Crow'un sonunda gözleri parıldamıştı
"Kazanan 494. Sıradaki maç 492 ile 491 arasında."

Edmond ve 491 arenaya çıkmıştı.

Edmondu herkes biliyordu Davon'a puan kaptıran adamdı.

Dövüş başlamış Edmond daha silahını bile çıkarmamıştı. Rakibi 491inci sıradaki kılıç çıkarmış.
"Silahını kullanmayacak mısın?"

Edmond
"Bence gerek yok zaten maç çabuk sonlanacak."

491 gülümsemiş ve hızla Edmonda atılırken
"Pes ettiğini söylesen daha hızlı son bulmaz mıydı?" derken 491 kılıcını Edmond'a doğru savurdu ama kılıç Edmond'a değmemişti bile anlamadığı bir şekilde kılıç yoluna devam etmişti sanki havaya vuruyormuş gibi.

491 saldırı hızını arttırmış ama Edmond sadece belli bir bölgeyi alanı benimsemiş gibi başka bir yere gitmeden bütün kılıç darbelerini atlatıyordu.

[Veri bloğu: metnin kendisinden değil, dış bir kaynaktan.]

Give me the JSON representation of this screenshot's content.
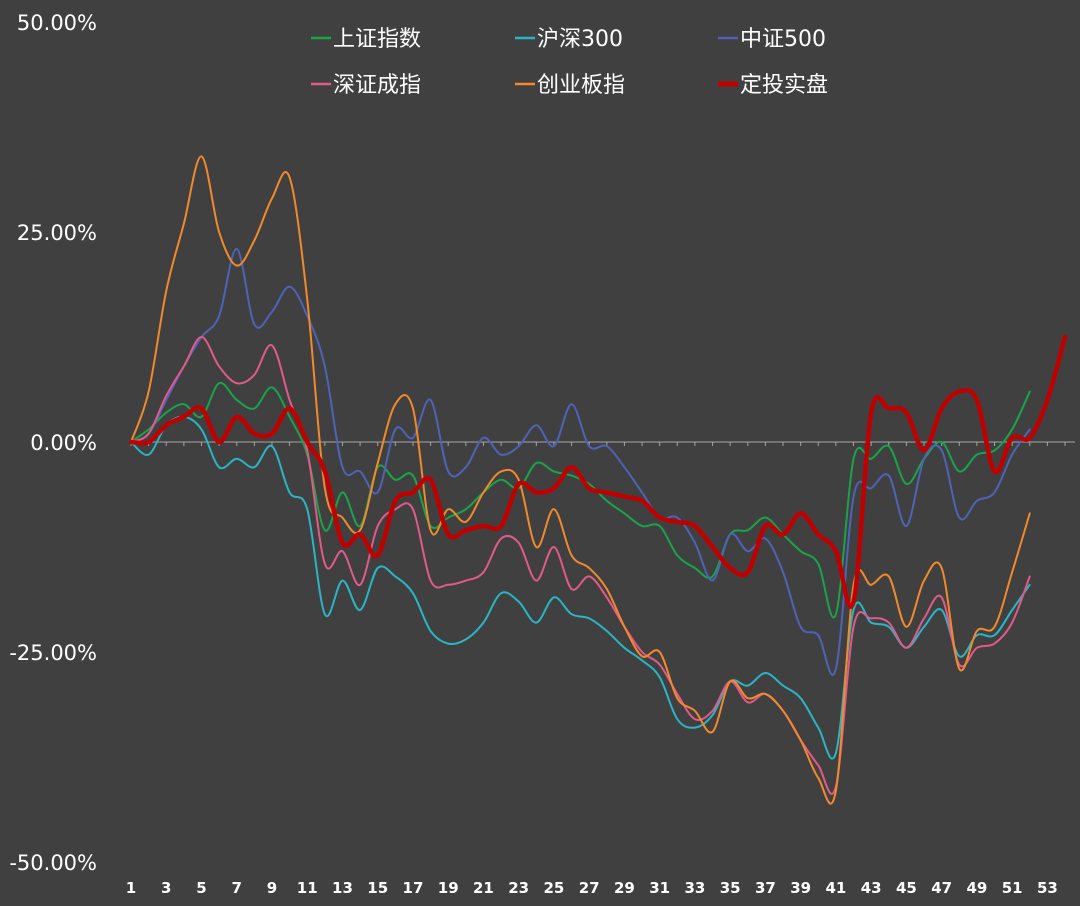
{
  "chart_data": {
    "type": "line",
    "x_ticks": [
      "1",
      "3",
      "5",
      "7",
      "9",
      "11",
      "13",
      "15",
      "17",
      "19",
      "21",
      "23",
      "25",
      "27",
      "29",
      "31",
      "33",
      "35",
      "37",
      "39",
      "41",
      "43",
      "45",
      "47",
      "49",
      "51",
      "53"
    ],
    "y_ticks": [
      {
        "value": 50,
        "label": "50.00%"
      },
      {
        "value": 25,
        "label": "25.00%"
      },
      {
        "value": 0,
        "label": "0.00%"
      },
      {
        "value": -25,
        "label": "-25.00%"
      },
      {
        "value": -50,
        "label": "-50.00%"
      }
    ],
    "ylim": [
      -50,
      50
    ],
    "xlim": [
      1,
      54
    ],
    "grid": false,
    "legend_position": "top",
    "zero_line_color": "#a6a6a6",
    "series": [
      {
        "name": "上证指数",
        "color": "#1aa34a",
        "width": 2,
        "values": [
          0,
          1.5,
          3.5,
          4.5,
          3,
          7,
          5,
          4,
          6.5,
          3,
          -1.5,
          -10.5,
          -6,
          -10,
          -3,
          -4.5,
          -4,
          -10,
          -9,
          -8,
          -6,
          -4.5,
          -5.5,
          -2.5,
          -3.5,
          -4,
          -5,
          -7,
          -8.5,
          -10,
          -10,
          -13.5,
          -15,
          -16,
          -11,
          -10.5,
          -9,
          -11,
          -13,
          -14.5,
          -20.5,
          -2,
          -2,
          -0.5,
          -5,
          -2,
          0,
          -3.5,
          -1.5,
          -1,
          1.5,
          6
        ]
      },
      {
        "name": "沪深300",
        "color": "#2ab5c5",
        "width": 2,
        "values": [
          0,
          -1.5,
          2,
          3,
          1.5,
          -3,
          -2,
          -3,
          -0.5,
          -6,
          -8,
          -20.5,
          -16.5,
          -20,
          -15,
          -16,
          -18,
          -22.5,
          -24,
          -23.5,
          -21.5,
          -18,
          -19,
          -21.5,
          -18.5,
          -20.5,
          -21,
          -22.5,
          -24.5,
          -26,
          -28,
          -33,
          -34,
          -32.5,
          -28.5,
          -29,
          -27.5,
          -29,
          -30.5,
          -34,
          -37,
          -20,
          -21.5,
          -22,
          -24.5,
          -22,
          -20,
          -25.5,
          -23,
          -23,
          -20,
          -17
        ]
      },
      {
        "name": "中证500",
        "color": "#4e63b5",
        "width": 2,
        "values": [
          0,
          1,
          5,
          9,
          12.5,
          15,
          23,
          14,
          15.5,
          18.5,
          15,
          9,
          -3,
          -3.5,
          -6,
          1.5,
          0.5,
          5,
          -3.5,
          -3,
          0.5,
          -1.5,
          -0.5,
          2,
          -0.5,
          4.5,
          -0.5,
          -0.5,
          -3,
          -6,
          -9,
          -9,
          -12,
          -16.5,
          -11,
          -13,
          -11.5,
          -15.5,
          -22,
          -23,
          -27,
          -6.5,
          -5.5,
          -4,
          -10,
          -2,
          -1,
          -9,
          -7,
          -6,
          -1.5,
          1.5
        ]
      },
      {
        "name": "深证成指",
        "color": "#e05a8a",
        "width": 2,
        "values": [
          0,
          1,
          5.5,
          9,
          12.5,
          9,
          7,
          8,
          11.5,
          5,
          -1,
          -14.5,
          -13,
          -17,
          -10,
          -8,
          -8,
          -16.5,
          -17,
          -16.5,
          -15.5,
          -11.5,
          -12,
          -16.5,
          -12.5,
          -17.5,
          -16,
          -18.5,
          -22,
          -25,
          -26.5,
          -30,
          -33,
          -32,
          -28.5,
          -31,
          -30,
          -32,
          -35.5,
          -38.5,
          -41,
          -22,
          -21,
          -21.5,
          -24.5,
          -21,
          -18.5,
          -26.5,
          -24.5,
          -24,
          -21.5,
          -16
        ]
      },
      {
        "name": "创业板指",
        "color": "#f08a2c",
        "width": 2,
        "values": [
          0,
          6,
          18,
          26,
          34,
          25,
          21,
          24,
          29,
          31.5,
          17,
          -5.5,
          -9,
          -10.5,
          -2.5,
          4.5,
          4,
          -10.5,
          -8,
          -9.5,
          -6,
          -3.5,
          -4.5,
          -12.5,
          -8,
          -13.5,
          -15,
          -17.5,
          -22,
          -25.5,
          -25,
          -30.5,
          -32,
          -34.5,
          -28.5,
          -30.5,
          -30,
          -32,
          -35.5,
          -40,
          -41.5,
          -17,
          -17,
          -16,
          -22,
          -16.5,
          -15,
          -27,
          -22.5,
          -22,
          -15.5,
          -8.5
        ]
      },
      {
        "name": "定投实盘",
        "color": "#c00000",
        "width": 4.5,
        "values": [
          0,
          0,
          2,
          3,
          4,
          0,
          3,
          1,
          1,
          4,
          0,
          -3.5,
          -12,
          -11,
          -13.5,
          -7,
          -6,
          -4.5,
          -11,
          -10.5,
          -10,
          -10,
          -5,
          -6,
          -5.5,
          -3,
          -5.5,
          -6,
          -6.5,
          -7,
          -9,
          -9.5,
          -10,
          -12.5,
          -15,
          -15.5,
          -10,
          -11,
          -8.5,
          -11,
          -13,
          -19,
          3.5,
          4,
          3.5,
          -1,
          4,
          6,
          5,
          -3.5,
          0.5,
          0.5,
          5,
          12.5
        ]
      }
    ]
  }
}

491 yorulmaya başlamışken Edmond daha terlememişti bile. Buna rağmen kılıç savurmaları öfkeden kaynaklı daha düzensiz hale gelmeye başlamış ve Edmond'un bu saldırıları daha kolay atlatmasına sebep olmuştu. Ama en sonunda dayanamayıp elini uzatmış ve 491'in kılıcını yakalamıştı.
Diğer bütün herkes şoktaydı ama hala bitmedi
Edmond
"Bence bu maç şimdi bitiyor" dediğinde elini sıkmış ve kılıcı kırmıştı. En çok 491'in ve sonra diğerleri şaşkınlıkla kalakalmıştı. O D sınıfı bir kılıçtı ve o kılıcı sadece sıkarak kırmıştı. 491 dizlerinin üzerine çöktüğü anda Crow maçın bittiğini haber vermişti.

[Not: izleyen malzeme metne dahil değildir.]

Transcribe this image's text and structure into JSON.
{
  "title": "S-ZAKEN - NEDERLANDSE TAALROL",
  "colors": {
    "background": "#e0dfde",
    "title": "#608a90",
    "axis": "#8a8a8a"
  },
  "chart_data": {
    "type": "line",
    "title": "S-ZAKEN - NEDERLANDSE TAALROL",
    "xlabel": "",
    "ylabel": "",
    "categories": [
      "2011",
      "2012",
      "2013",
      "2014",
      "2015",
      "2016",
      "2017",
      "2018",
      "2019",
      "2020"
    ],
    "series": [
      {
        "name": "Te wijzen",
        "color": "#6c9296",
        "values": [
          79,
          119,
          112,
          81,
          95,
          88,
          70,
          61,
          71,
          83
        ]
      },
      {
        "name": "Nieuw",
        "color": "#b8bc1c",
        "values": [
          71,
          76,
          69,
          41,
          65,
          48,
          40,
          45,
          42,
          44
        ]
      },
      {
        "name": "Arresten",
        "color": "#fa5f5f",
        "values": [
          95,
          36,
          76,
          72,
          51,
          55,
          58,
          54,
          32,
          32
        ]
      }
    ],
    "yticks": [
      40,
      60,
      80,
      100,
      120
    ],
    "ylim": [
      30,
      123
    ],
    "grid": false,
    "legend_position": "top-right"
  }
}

Edmond ve 491 ayrılırken Chun oturduğu yeeden gülümsemişti
"Edmond 1 haftada B seviye biri olmuş. Sadece 1 haftada D seviyeden, B seviyeye. Bu güçle ilk 100 içerisine girebilir. Bu normalde imkansız ama o 3 adamı düşünürsek gayet normal bir durum olacaktır."

***

Aynı zamanda Boyut 2 de

Charles dilenci kıyafeti ve yaşlı bir görüntüsüyle bastonuna dayanarak ilerliyordu. Ağır hareketleri, hafif titremeleri onun aslında genç biri olduğunu söylemek neredeyse imkansızdı. Sonuçta o aslen suikastçi birliği olan Kara Gülün Raiden'den sonra paraya para demeyen Kara Gül Birliğinin Yardımcı Lideriydi onun için kılık değiştirmek çocuk oyuncağıydı.

Sora, sora ilerlemiş kimi hor görmüş, kimi de yardım etmişti, çok geçmeden Loong Krallığını bulmuştu ama kapıya ilerlemek yerine etrafından dolanmaya çalışıyordu ağır adımlarla arada sırada duvara bakıyor sonra yola devam ediyordu.

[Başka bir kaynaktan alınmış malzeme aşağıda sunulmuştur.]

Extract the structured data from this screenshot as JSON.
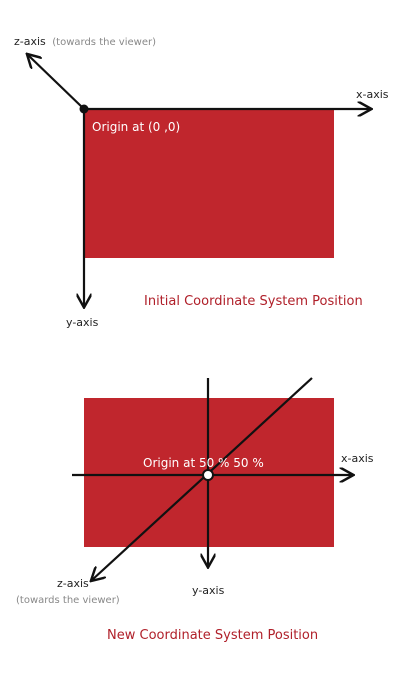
{
  "diagram1": {
    "z_axis_label": "z-axis",
    "z_axis_note": "(towards the viewer)",
    "x_axis_label": "x-axis",
    "y_axis_label": "y-axis",
    "origin_label": "Origin at (0 ,0)",
    "caption": "Initial Coordinate System Position"
  },
  "diagram2": {
    "x_axis_label": "x-axis",
    "y_axis_label": "y-axis",
    "z_axis_label": "z-axis",
    "z_axis_note": "(towards the viewer)",
    "origin_label": "Origin at 50 % 50 %",
    "caption": "New Coordinate System Position"
  },
  "colors": {
    "element_fill": "#c0262d",
    "axis_color": "#111111",
    "caption_color": "#b0202a",
    "label_color": "#222222",
    "note_color": "#888888",
    "origin_text_color": "#ffffff"
  }
}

"Güzel bir nokta buldum." demiş sesi titreyerek hemen ardından zorlukla yere  oturmuştu. Etrafta kimse yoktu ama büründüğü rolün hakkını veren bir adamdı. En ufak riski bile göze almıyordu. Sırtını duvara yaslamış bastonu yanına koymuştu. Zaman geçmiş güneş yüzünden terlese bile yerini değiştirmemişti. Zamanla güneş batmaya başladığında  çevredeki ağaçlardan  biraz daha uzun olan başka bir ağacın gölgesi yavaş yavaş kendisine doğru geliyordu.

Charles hafifçe gülümserken diğer yandan da yanına koyduğu bastonu tutmuştu. Ağacın gölgesi tüm bedenini kapladığı anda birden kaybolmuştu.

Ortaya çıktığı yer surların diğer tarafı yani Loong Krallığının içiydi ve hala yerde oturuyor sırtı surlara yaslı bir vaziyetteydi tek farkı sur ve iki yanda bina olmasından kaynaklı olarak buranın karanlık olmasıydı. Yavaşça ayağa kalkmak için bastondan destek almış ve yine yavaş adımlarla karanlık dar yerden çıkıyordu.
"Usta Jigme boyut 1'i sarsan adam İmparatorun Gözü bu koca şehirde şu anda nerede olabilir?" derken sokağa çıkmış resmen insan kalabalığıydı, geçen at arabaları, satıcıların sesleri duyuluyordu.